Two of the most common fungal diseases are Fusarium and Verticillium that are two soil-borne fungi that can affect the leaves of tomato plants. Fusarium begins with the yellowing and wilting of the oldest leaves of the plant and can occur anytime during the growing season. If the plant is infected early on, it can result in complete defoliation and little or no fruit being produced. Symptoms of Verticillium usually appear in mid-August when the lowest leaves begin to yellow, wilt and fall off. The fruit is usually well established by this time, but if the plant is substantially defoliated the fruit may be damaged by over exposure to the sun. Fusarium and Verticillium may occur year after year because these fungi can overwinter in the soil.

Another disease that affects the leaves of tomato plants is Septoria leaf spot. This is another fungus, whose spores can survive the winter on plant debris or on some perennial weeds left in the garden. First symptoms are round yellow spots on the lower leaves shortly after the fruit is set. These spots grow and turn gray or black and eventually small black fruiting bodies produce spores, which cause infection further up the plant. Heavily infected leaves turn yellow, then brown and drop. Many of these tomato diseases have similar symptoms making diagnosis of the particular disease difficult.

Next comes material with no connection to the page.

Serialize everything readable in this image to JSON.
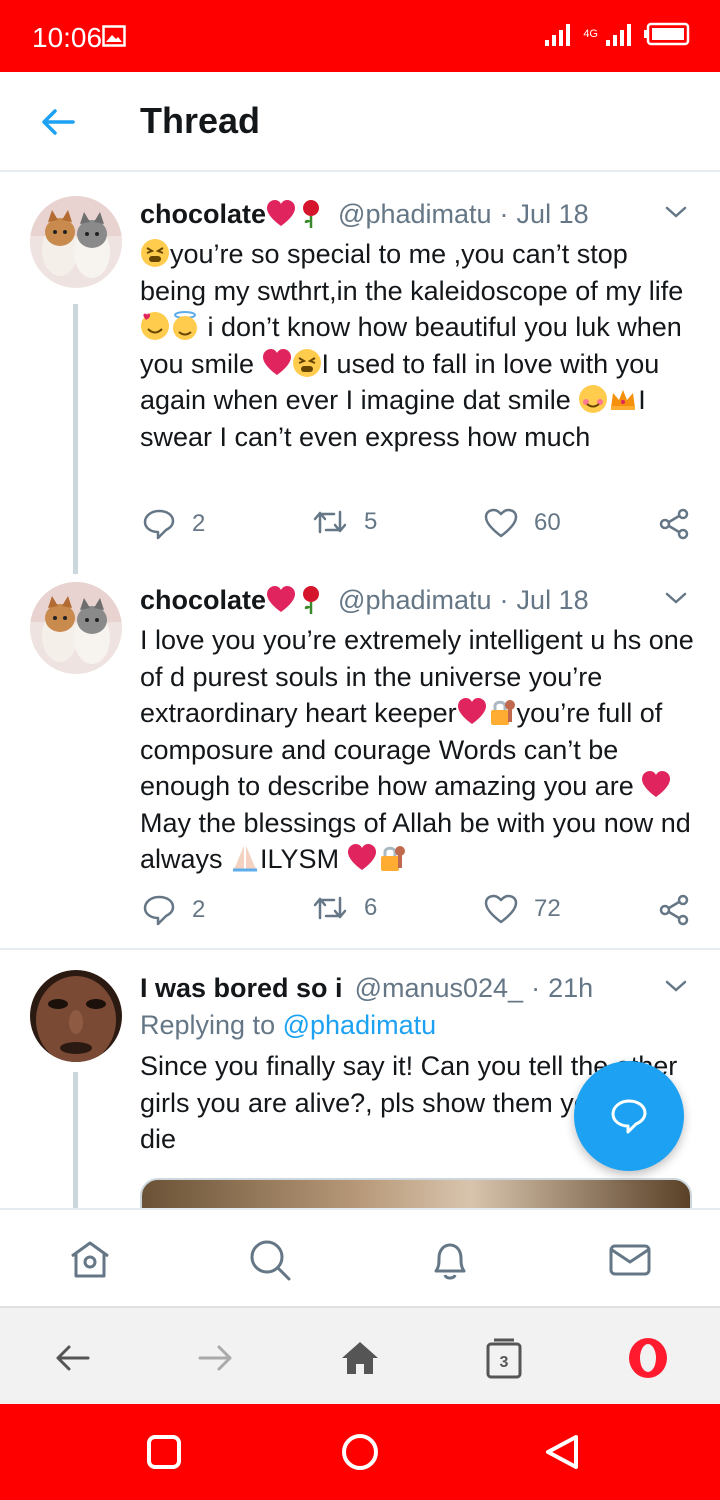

Best practices for preventing and/or controlling diseases in your tomato plants are:

  • No overhead watering. Water your plants at ground level to prevent soil that may contain spores or fungi from splashing onto the leaves. Water at the base of the plants in the morning before the temperature and humidity rises.
  • Mulch the soil to prevent soil from splashing onto the leaf. Mulching will also keep the soil temperatures down and prevent weed germination.
  • If a disease does develop on your tomato plants take precautions to prevent the disease from spreading or reoccurring on next year’s plants:
    • Remove all diseased plant material from the plant before it hits the ground. This prevents the fungus or spores from entering the soil.
    • Cage or stake your plants to provide good air circulation and keep the leaves and fruit off the ground.
    • Don’t grow your tomatoes in the same spot more than once every three or four years.

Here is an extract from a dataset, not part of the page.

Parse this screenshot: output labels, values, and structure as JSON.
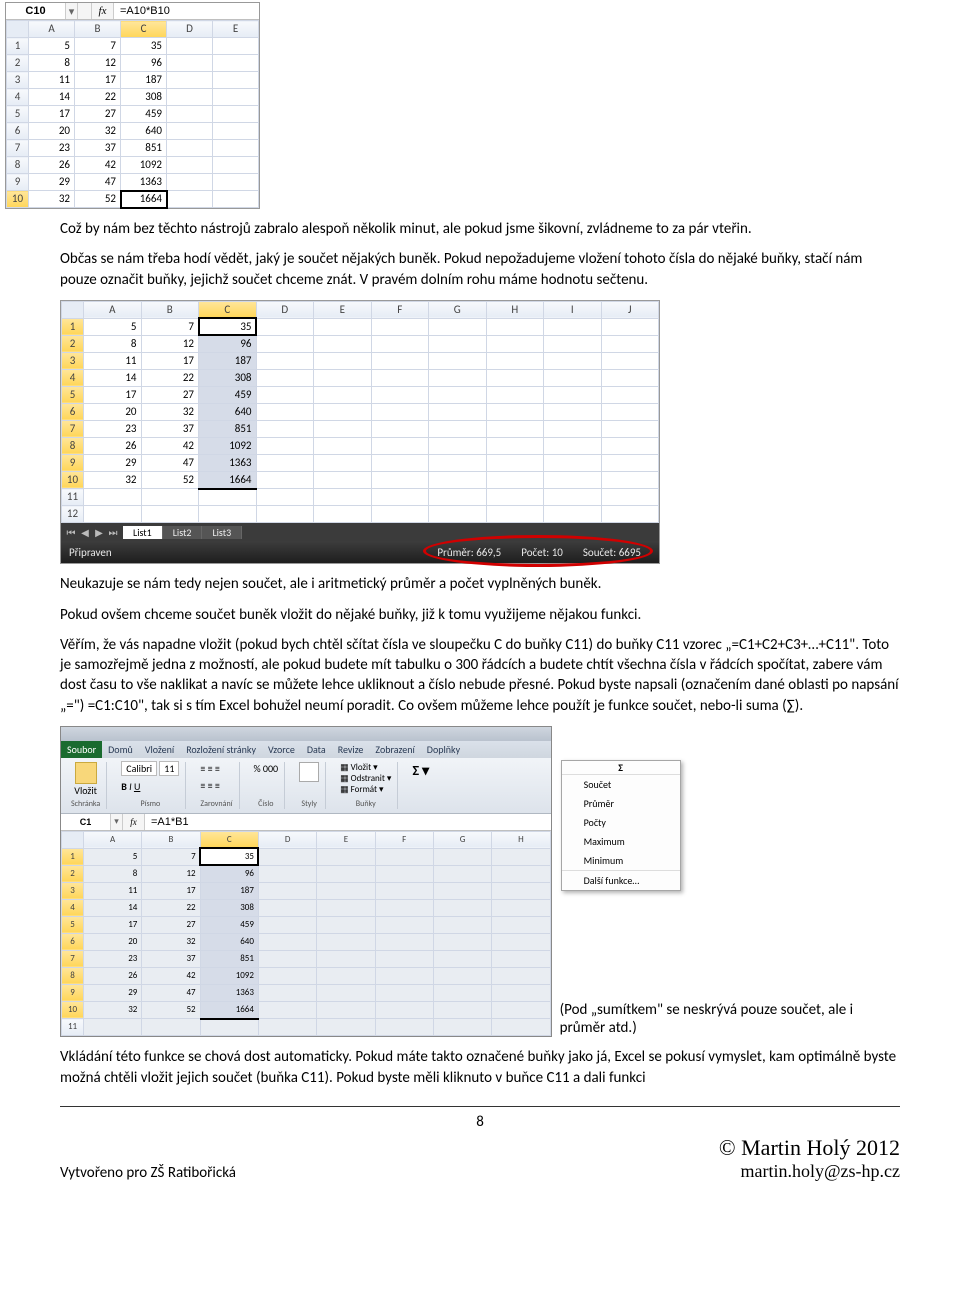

Non-parasitic disorders are ones that are not caused by fungi, viruses or bacteria.  One of the more common disorders of tomatoes is blossom end rot, indicated by a brown and leathery spot at the blossom end of the fruit. Blossom end rot can be attributed to a calcium deficiency, large fluctuations in moisture, too much nitrogen fertilizer or root pruning. Periods of hot dry weather followed by excessive rain are a common cause of blossom end rot in the home garden. Make sure you water your plants regularly during dry periods. And avoid cultivating the soil around them to avoid pruning the roots.

Sunscald is another common disorder of tomatoes. It is characterized by a flattened gray spot with a papery surface usually on the side of the fruit facing the sun. Sunscald usually occurs on a plant that has suffered a loss of foliage, which would normally shade the fruit. To prevent sunscald of tomatoes on a plant that has lost its foliage, try to provide some shade to the fruit.  Tomato fruit do not need sunlight to ripen. The fruit actually ripens from the inside out. Mature fruit continues to ripen and change color even after it is harvested. If you are unable to shade your tomatoes from sunscald it may be preferable to pick the mature ones and ripen them indoors.

With good cultural practices we should be able to grow a bounty of tomatoes year after year.